Basic principles of confidentiality:
- You are acting as an agency representative, and all information divulged by the client to an agency representative is held in the strictest of confidence. You cannot keep information shared with you by a client a “secret.” If a client asks to tell you something in confidence, you need to let them know that, as a representative of JFCS, you are obligated to communicate information shared with your JFCS Volunteer Manager if warranted due to any concerns about the client’s well-being.
- You cannot communicate confidential information to anyone outside of JFCS. This includes the family and friends of the client.
- Breach of confidentiality is sufficient grounds for termination of your volunteer relationship to JFCS and its clients.
Emergency Procedures
The 911 number can be used to call ambulances, fire, or police services. If you think an emergency exists call 911. Once you call 911, notify your JFCS Volunteer Manager.

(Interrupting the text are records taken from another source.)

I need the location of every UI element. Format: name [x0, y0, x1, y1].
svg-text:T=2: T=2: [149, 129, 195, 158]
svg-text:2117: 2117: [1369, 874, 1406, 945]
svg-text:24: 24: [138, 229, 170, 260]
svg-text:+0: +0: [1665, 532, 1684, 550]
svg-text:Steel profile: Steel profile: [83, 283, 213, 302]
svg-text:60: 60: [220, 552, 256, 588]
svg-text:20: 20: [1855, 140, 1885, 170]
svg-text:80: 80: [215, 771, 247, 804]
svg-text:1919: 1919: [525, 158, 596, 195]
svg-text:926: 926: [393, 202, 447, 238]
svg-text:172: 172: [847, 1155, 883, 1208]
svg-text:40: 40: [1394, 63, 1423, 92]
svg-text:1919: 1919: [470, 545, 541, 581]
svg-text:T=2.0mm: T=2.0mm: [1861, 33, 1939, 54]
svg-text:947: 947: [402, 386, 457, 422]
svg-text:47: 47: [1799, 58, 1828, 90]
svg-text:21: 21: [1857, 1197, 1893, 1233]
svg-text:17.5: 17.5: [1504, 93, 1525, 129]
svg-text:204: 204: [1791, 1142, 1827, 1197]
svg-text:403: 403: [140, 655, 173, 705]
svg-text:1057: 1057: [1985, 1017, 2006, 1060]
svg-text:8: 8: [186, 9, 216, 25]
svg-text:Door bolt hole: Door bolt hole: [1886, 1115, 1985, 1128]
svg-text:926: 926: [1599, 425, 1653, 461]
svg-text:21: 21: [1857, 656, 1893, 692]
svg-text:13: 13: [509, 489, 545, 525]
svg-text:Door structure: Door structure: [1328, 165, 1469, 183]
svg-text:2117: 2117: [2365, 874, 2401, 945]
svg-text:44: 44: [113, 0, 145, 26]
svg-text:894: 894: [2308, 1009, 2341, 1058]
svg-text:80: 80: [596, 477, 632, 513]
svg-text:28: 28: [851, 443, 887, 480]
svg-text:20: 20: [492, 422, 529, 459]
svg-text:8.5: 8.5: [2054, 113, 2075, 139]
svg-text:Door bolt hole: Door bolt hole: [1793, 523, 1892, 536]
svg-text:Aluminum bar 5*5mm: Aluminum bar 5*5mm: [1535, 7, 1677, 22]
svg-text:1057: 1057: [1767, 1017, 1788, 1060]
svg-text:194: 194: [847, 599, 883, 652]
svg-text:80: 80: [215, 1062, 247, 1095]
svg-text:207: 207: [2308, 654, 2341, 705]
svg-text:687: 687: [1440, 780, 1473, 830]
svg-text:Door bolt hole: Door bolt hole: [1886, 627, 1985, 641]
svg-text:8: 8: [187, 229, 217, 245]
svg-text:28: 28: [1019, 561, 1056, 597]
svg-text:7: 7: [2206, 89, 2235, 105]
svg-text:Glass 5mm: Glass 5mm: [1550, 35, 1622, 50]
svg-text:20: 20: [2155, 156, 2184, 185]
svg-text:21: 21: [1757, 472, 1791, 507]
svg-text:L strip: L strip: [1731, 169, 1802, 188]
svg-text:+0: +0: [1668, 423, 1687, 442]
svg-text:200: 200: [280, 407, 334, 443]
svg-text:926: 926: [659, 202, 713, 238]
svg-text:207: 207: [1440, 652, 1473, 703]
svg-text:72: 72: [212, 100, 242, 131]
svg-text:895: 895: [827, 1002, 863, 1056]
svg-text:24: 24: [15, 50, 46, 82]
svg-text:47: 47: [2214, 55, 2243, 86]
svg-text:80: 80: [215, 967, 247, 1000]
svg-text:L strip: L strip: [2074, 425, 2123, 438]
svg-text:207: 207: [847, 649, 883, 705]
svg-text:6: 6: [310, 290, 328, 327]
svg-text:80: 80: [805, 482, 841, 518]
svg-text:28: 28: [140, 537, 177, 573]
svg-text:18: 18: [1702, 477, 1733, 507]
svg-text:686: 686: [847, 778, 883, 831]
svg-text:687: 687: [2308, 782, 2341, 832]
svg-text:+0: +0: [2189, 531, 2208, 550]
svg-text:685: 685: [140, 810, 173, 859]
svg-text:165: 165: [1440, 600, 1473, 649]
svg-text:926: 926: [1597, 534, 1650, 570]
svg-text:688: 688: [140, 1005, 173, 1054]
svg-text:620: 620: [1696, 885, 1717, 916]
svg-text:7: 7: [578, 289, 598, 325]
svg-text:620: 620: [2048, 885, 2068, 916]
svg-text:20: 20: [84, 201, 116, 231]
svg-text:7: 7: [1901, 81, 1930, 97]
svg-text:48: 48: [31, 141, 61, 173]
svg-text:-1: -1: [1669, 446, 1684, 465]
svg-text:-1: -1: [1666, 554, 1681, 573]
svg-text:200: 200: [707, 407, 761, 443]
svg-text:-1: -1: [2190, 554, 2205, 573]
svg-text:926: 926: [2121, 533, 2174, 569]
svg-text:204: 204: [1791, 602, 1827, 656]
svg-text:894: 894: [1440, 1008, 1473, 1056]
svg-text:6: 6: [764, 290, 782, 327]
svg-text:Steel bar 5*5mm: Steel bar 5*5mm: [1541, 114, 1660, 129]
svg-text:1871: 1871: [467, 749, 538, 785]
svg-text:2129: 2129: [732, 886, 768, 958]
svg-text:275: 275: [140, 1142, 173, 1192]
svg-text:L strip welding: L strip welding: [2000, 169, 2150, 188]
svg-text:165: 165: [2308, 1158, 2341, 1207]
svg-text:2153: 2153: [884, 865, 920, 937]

Reporting of Child, Elder, or Dependent Adult Abuse or Neglect
Information disclosed by your client is confidential and will not be released to an outside agency or an individual without the client’s consent. JFCS and the State of California consider failure to maintain confidentiality of client information—including meetings with JFCS staff and representatives and any records kept by JFCS regarding contacts with a client—a violation of privacy.
However, there are several instances in which JFCS staff and volunteers are required by state law to disclose client information, specifically to report suspected elder or child abuse/neglect, homicidal threats against others, or suicidal intentions.
Types of Elder Adult Abuse
Abuse by Others: physical abuse, sexual abuse, neglect, financial abuse, abandonment, abduction, isolation, domestic violence, emotional or psychological abuse.
Self–Inflicted Abuse: Self-neglect includes behavior which threatens the elder’s own health or safety such as failure to provide themselves with adequate food, clothing, shelter, medication, or not taking proper safety precautions.
“No one is more cherished in this world than someone who lightens the burden of another.”—Unknown
Types of Child Abuse
Physical injury inflicted by other than accidental means, sexual abuse including sexual assault and sexual exploitation, willful cruelty or unjustifiable punishment, corporal punishment or injury that is willfully inflicted and resulting in a traumatic condition, neglect of a child if the perpetrator is a person responsible for the child’s welfare.
If your client reports to you that he or she has been abused or neglected, or you observe anything in the home that you believe constitutes abuse, call your JFCS Volunteer Manager immediately. If you are unable to reach a Volunteer Manager, call his/her supervisor at Jewish Family and Children’s Services. If you feel you client is in immediate danger, call 911 without delay.
Acceptance of Gifts
In general, JFCS agency policy prohibits volunteers or employers from accepting gifts of value, or money in any amount, or bequests of any kind from a client. If offered, the volunteer should immediately contact their Volunteer Manager.
Your Support of JFCS
JFCS could not do our work without the thousands of volunteer hours and financial support contributed by our volunteers and other donors. THANK YOU for joining our JFCS volunteer family and for your support!